Die Kreisvolkshochschule St. Wendel widmet sich am 5. März 2026 dem literarischen Erbe des verstorbenen Hasborner Dichters Johannes Kühn. Um 18:30 Uhr findet im Kultur- und Bildungsinstitut in der Werschweiler Straße 14 eine literarische Soirée statt, bei der das künstlerische Schaffen des Autors im Mittelpunkt steht.

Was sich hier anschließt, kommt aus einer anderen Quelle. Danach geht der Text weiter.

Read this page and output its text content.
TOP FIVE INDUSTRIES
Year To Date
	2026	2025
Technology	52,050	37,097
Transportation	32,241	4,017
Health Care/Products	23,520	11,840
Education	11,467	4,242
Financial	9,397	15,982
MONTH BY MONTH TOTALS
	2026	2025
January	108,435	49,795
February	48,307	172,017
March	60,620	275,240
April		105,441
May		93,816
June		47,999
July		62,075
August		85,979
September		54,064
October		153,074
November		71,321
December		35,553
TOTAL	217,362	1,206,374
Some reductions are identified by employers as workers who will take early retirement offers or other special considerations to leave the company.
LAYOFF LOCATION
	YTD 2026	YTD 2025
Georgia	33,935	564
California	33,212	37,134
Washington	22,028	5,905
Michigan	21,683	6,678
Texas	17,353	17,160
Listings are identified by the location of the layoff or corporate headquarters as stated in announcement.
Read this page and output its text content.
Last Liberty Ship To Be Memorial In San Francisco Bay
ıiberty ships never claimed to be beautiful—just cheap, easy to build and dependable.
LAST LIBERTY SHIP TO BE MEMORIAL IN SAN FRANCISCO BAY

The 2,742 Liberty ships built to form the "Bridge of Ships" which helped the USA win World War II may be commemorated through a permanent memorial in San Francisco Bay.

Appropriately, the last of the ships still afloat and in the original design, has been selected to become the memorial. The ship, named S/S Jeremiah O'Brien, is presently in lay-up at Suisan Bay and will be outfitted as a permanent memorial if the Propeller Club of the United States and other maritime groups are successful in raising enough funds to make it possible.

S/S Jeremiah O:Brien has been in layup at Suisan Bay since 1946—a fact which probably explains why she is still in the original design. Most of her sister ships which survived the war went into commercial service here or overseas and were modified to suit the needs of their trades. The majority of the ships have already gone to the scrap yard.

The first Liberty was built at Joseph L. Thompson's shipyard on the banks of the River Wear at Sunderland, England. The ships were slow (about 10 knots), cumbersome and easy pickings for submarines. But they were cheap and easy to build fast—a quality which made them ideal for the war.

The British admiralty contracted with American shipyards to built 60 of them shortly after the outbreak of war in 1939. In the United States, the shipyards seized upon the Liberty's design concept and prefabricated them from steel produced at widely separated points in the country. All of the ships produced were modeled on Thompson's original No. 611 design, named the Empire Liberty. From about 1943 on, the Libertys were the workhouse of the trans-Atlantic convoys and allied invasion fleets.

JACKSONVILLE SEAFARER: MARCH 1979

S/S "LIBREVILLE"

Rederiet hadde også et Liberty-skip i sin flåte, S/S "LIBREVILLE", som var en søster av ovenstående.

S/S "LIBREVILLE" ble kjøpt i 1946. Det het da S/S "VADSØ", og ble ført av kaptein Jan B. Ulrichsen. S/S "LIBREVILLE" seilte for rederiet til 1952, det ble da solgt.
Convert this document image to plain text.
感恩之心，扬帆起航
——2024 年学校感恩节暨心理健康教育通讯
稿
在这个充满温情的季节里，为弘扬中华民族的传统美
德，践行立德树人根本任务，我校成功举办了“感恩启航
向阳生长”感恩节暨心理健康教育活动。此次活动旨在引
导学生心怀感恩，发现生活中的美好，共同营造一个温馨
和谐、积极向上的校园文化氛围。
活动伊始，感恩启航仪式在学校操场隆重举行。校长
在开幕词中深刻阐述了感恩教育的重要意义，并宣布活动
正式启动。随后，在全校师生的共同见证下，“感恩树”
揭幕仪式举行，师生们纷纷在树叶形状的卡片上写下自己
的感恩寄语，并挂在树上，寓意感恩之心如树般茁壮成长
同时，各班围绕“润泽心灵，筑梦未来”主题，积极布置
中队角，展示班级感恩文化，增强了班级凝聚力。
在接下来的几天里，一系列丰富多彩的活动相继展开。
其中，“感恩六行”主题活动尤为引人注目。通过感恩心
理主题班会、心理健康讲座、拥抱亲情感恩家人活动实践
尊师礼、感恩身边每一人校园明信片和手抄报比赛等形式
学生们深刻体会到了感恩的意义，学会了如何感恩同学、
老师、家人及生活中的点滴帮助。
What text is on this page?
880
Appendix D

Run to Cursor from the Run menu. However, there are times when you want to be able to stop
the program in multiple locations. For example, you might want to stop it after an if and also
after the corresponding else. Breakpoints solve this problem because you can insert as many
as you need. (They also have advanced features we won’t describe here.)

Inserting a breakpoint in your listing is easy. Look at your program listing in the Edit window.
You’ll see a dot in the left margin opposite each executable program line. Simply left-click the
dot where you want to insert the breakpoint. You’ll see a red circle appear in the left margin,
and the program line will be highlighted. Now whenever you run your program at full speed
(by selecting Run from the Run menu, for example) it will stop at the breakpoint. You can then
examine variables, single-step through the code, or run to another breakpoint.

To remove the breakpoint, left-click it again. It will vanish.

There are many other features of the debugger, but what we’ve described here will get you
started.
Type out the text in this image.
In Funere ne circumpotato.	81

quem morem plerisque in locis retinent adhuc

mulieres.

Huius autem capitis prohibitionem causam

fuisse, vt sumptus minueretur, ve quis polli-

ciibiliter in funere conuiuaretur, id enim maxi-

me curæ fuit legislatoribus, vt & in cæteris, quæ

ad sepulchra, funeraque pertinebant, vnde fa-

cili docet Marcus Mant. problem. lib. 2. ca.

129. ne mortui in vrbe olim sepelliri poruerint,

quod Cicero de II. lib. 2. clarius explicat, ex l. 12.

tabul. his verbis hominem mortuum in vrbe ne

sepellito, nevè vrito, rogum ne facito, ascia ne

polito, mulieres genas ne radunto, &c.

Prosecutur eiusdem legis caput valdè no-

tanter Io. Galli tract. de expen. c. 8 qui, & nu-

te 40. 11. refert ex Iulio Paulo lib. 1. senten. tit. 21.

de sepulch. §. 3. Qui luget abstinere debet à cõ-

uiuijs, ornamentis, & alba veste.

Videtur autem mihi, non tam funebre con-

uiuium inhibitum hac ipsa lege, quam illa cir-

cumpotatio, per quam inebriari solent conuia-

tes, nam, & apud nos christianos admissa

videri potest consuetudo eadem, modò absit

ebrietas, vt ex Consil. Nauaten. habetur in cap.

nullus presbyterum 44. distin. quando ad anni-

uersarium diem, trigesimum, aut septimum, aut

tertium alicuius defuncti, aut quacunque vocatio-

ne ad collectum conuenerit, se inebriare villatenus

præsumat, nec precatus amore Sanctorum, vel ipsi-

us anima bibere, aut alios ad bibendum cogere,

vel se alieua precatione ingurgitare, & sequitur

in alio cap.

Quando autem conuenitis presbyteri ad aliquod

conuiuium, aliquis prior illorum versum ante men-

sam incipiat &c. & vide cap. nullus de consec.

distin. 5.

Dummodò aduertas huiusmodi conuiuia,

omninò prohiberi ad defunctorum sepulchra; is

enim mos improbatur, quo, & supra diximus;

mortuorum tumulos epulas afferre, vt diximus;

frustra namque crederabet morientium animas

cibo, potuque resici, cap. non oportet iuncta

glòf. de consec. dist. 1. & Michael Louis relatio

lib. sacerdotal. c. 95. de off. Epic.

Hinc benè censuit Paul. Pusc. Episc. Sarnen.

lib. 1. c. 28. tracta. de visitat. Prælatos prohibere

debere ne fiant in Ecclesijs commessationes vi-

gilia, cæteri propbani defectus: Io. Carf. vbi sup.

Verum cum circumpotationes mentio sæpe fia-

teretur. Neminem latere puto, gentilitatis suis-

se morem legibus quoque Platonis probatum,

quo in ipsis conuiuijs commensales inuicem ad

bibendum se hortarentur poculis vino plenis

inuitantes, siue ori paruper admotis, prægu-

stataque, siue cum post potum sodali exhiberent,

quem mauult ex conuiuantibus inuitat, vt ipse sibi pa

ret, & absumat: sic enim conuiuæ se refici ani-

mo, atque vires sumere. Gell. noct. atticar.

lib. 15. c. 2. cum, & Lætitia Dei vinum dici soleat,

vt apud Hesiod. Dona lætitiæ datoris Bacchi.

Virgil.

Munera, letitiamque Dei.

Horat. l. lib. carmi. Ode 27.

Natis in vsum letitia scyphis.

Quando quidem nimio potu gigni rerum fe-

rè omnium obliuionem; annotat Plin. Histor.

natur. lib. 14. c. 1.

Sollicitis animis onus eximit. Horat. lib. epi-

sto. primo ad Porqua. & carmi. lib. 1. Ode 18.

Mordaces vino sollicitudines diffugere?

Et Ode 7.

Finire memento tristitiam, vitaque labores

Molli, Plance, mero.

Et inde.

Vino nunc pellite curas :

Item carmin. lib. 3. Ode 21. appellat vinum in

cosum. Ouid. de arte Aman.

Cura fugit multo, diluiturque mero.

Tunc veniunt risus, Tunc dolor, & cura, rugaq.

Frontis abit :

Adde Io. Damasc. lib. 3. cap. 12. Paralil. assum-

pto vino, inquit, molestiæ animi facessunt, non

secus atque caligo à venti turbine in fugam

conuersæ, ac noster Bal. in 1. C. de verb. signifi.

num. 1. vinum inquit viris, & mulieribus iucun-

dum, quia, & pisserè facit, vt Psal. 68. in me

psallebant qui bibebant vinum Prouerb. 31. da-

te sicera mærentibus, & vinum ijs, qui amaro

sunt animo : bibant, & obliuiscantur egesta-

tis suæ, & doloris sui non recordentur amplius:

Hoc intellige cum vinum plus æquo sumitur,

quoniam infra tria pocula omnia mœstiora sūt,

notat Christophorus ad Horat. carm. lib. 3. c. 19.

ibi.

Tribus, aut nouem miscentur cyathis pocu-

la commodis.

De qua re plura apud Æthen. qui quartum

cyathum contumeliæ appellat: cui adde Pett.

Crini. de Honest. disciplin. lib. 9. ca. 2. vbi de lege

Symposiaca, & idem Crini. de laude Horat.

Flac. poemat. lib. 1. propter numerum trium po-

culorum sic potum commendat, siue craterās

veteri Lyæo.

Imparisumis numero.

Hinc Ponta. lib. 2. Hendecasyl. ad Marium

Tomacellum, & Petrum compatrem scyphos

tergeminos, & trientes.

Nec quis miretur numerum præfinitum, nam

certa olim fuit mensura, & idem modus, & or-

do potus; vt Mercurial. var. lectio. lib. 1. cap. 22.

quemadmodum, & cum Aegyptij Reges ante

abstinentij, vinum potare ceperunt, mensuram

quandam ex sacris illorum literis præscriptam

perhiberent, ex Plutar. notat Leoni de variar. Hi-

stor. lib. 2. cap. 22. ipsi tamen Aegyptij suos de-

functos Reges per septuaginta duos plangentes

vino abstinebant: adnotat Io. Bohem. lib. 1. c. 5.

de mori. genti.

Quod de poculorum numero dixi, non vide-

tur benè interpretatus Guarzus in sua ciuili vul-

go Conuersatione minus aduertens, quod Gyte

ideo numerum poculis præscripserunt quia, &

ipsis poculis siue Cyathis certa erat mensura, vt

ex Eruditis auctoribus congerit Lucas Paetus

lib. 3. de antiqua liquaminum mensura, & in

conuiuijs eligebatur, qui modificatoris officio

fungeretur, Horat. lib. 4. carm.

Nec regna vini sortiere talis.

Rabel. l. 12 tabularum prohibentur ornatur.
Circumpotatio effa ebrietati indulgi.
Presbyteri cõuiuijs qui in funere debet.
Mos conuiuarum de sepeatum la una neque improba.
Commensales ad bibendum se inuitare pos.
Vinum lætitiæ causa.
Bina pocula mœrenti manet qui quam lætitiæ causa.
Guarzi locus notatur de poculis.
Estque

Der Vorsitzende der Johannes-Kühn-Gesellschaft, Dr. Martin Rech, gestaltet den Abend gemeinsam mit seiner Mutter Irmgard Rech aus Thalexweiler. Die Familie Rech pflegte eine besonders enge Verbindung zu dem Dichter. Irmgard Rech und ihr verstorbener Ehemann Professor Dr. Benno Rech zählten zu den engsten Freunden Kühns und fungierten als seine Herausgeber. Durch ihr Engagement erschienen seine Gedichte bei renommierten Verlagen und fanden internationale Beachtung.
Die Veranstaltung trägt den Titel „So sprechen, dass im Wort die ganze Welt aufscheint“ – ein Zitat des saarländischen Schriftstellers Ludwig Harig (1927-2018), der damit die dichterische Intention seines Freundes und Kollegen Kühn beschrieb. Das Programm umfasst Gedichte zu verschiedenen Themenbereichen: Die Vortragenden präsentieren Werke über Kühns Dichterexistenz im Dorf, seine Naturbetrachtungen sowie Texte zu prägenden Erfahrungen wie Krieg und Arbeit. Ein besonderer Schwerpunkt liegt auf den zahlreichen Gasthaus-Gedichten, die Johannes Kühn verfasste und die an diesem Abend vorgestellt und erläutert werden.
Der Eintritt zur Veranstaltung ist kostenfrei. Interessierte werden gebeten, sich über die Homepage der Kreisvolkshochschule unter www.kvhs-wnd.de anzumelden. Die Anmeldung erfolgt über den Bereich Lesungen auf der Webseite.